Americano larga vida nos EUA após se apaixonar por indígena e passa a viver na Amazônia

Americano larga vida nos EUA após se apaixonar por indígena e passa a viver na Amazônia

 AMOR SEM FRONTEIRAS


Jovem conheceu María enquanto produzia vídeos sobre o povo Shuar e hoje vive com ela e o filho do casal no Equador


Justin conheceu María enquanto produzia vídeos sobre o povo Shuar Crédito: Reprodução


O americano Justin Alvo, de 23 anos, trocou a vida nos Estados Unidos por uma rotina no interior da Amazônia equatoriana depois de se apaixonar por María, uma jovem indígena do povo Shuar. A história do casal ganhou repercussão nas redes sociais, onde ele compartilha a adaptação aos costumes da comunidade e a vida da família que formou na região.

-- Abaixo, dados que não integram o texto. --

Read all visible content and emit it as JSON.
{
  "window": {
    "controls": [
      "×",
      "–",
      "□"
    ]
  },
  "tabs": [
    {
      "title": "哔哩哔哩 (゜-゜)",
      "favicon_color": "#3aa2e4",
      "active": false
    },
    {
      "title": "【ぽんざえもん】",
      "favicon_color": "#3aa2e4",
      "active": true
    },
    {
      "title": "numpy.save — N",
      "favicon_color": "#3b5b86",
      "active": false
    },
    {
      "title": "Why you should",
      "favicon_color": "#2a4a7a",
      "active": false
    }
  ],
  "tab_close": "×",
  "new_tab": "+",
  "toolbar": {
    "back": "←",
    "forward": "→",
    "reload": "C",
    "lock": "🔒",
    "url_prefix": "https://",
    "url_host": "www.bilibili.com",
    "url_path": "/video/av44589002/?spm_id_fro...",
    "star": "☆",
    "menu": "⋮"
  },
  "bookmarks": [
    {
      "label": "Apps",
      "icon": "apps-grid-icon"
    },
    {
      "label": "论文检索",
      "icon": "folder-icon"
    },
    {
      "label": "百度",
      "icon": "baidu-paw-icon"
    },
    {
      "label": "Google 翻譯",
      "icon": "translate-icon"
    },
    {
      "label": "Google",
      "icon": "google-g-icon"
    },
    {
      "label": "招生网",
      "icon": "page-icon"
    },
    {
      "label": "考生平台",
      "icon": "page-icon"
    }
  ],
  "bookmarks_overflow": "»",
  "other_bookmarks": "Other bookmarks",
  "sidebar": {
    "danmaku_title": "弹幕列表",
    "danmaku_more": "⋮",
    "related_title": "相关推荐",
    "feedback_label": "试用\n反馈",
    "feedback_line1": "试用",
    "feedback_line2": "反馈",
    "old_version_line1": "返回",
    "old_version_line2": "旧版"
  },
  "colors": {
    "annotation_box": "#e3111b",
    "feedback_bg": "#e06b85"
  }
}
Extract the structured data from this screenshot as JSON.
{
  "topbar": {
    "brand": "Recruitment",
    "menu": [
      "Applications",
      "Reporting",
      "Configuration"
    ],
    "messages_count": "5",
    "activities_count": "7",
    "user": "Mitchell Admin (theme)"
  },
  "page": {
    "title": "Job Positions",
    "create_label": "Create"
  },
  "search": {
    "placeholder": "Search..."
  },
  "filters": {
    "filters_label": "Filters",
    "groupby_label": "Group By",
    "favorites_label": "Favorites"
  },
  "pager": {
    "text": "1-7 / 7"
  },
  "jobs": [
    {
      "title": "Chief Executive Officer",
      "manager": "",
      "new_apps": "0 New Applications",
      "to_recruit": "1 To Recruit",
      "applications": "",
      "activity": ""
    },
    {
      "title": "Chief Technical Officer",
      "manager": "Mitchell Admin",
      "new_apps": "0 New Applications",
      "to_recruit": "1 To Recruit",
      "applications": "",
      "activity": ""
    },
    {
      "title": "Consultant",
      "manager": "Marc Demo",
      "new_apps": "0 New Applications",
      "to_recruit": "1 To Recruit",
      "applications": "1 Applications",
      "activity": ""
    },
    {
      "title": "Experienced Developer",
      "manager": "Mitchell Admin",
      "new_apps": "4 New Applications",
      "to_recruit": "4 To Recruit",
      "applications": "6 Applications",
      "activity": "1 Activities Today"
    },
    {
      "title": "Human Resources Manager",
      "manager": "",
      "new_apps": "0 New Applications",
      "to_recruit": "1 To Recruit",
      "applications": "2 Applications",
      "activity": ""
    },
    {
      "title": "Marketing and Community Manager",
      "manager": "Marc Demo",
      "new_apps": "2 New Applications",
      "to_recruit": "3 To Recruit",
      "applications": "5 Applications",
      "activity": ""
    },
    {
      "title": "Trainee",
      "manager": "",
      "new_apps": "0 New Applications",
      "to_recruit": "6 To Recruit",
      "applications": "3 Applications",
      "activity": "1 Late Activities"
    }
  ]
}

A ligação de Justin com a Amazônia, no entanto, começou antes de María. Segundo o próprio jovem, seu pai cresceu em Tres de Noviembre, uma comunidade remota no leste do Equador, antes de deixar a região e construir uma vida nos Estados Unidos. Justin conta que cresceu querendo conhecer melhor essa parte de suas origens.

Justin conheceu María enquanto produzia vídeos sobre o povo Shuar por Reprodução

Anos depois, ele decidiu viajar para a região e começou a produzir vídeos sobre a cultura e o cotidiano do povo Shuar. Foi durante essa experiência que conheceu María, que trabalhava como cozinheira em um restaurante local.

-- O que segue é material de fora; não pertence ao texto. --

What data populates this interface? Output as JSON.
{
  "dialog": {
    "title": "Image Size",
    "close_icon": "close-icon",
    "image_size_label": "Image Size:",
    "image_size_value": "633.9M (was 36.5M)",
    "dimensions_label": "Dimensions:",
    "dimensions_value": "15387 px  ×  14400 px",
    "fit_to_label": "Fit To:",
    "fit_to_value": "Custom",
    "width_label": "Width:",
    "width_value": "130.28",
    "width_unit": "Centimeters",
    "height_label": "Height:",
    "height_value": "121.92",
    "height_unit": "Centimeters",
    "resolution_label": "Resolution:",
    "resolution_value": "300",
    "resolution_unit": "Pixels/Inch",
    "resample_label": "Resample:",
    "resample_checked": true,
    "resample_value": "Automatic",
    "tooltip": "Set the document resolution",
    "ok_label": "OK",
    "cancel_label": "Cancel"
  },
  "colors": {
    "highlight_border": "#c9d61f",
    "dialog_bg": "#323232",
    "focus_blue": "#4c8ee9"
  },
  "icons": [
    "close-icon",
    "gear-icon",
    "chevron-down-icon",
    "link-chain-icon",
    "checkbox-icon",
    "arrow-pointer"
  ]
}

Justin se interessou pela jovem e a convidou para participar dos conteúdos que pretendia produzir sobre a comunidade. A aproximação acabou se transformando em um relacionamento, e o americano decidiu permanecer no Equador. Atualmente, os dois vivem na província de Morona Santiago, na região amazônica do país.


A adaptação à nova realidade não aconteceu imediatamente. Justin contou em entrevistas que precisou conquistar a confiança da família de María e mostrar que conseguiria se adaptar ao cotidiano da comunidade.

Com o passar do tempo, ele começou a acompanhar mais de perto atividades e tradições locais. O americano afirma ter se surpreendido especialmente com os conhecimentos transmitidos entre gerações pelo povo Shuar.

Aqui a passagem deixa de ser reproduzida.